In the first half term in October we had 53,898 visitors to the museum, an increase of 258% on the previous year. On the Wednesday we had over 10,000 visitors, which is a first for us! What we had been prepared for by a previous venue, Kelvingrove Art Gallery and Museum, but that might not instantly occur to you, is that we needed more toilet rolls! Not a very glamorous aspect of Exhibitions & Displays, but a very important one for our visitors! In my last blog I talked a lot about Snake poo, so I’m moving on swiftly from toilet rolls now before I gain a reputation for obsessing about poo! Our front of house staff had their work cut out for them; ensuring visitors could access the whole museum, answering questions on Dippy and keeping them safe. I spent some time in the Main Hall and these amazing people worked so hard. But it wasn’t just in the Main Hall. The galleries were full, especially our Natural History galleries, which was great as we had additional visitors to the museum to see Dippy, but they stayed to explore more of what we have to offer.

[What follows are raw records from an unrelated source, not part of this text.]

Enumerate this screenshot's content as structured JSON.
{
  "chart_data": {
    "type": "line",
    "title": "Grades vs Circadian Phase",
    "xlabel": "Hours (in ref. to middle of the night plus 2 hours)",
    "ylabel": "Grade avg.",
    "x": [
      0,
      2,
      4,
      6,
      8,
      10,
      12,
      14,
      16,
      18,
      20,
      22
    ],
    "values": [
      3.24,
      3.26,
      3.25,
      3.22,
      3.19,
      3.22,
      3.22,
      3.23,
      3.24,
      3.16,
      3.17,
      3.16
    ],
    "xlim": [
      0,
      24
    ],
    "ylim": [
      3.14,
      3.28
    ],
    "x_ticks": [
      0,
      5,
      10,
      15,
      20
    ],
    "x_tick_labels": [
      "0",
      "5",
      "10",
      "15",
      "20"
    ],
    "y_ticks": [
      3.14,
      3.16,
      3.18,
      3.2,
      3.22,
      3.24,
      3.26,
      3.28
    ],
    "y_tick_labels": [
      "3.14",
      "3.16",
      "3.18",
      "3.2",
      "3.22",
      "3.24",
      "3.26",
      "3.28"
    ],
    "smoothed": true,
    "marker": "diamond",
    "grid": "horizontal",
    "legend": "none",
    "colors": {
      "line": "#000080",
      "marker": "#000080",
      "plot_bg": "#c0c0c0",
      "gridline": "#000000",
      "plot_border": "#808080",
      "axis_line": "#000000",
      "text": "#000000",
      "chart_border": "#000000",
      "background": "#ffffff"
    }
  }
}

We have a special Dippy shop which has been equally full and busy, with staff rushed off their feet – my favourite item is the glittery dinosaur.  There may have been debate about what dinosaurs looked like, but I’m pretty sure no one has found evidence for sequins as yet! Our colleagues in the restaurant and cafe made special menus to account for the increase in visitor footfall, as well as the opportunity to make dinosaur cakes!

In our Temporary Exhibitions Gallery, which was open to the public during holidays and weekends, our colleagues from the Youth Forum worked with artist Megan Broadmeadow to create a strong message about Fast Fashion from recycled clothes. I’m trying to work out where we can keep the pterosaur, which is brilliant. Our messages about the climate emergency within the exhibition and also when Extinction Rebellion Cardiff came and held a ‘die in’ are, for me, highlights of what a museum can achieve when we work with people from outside our organization and be led by their inspiration and creativity.

I’ve spoken with staff from across the museum and everyone seems to have enjoyed having Dippy here, it’s going to seem very empty when he goes at the end of this month – you have until 26 January to see him.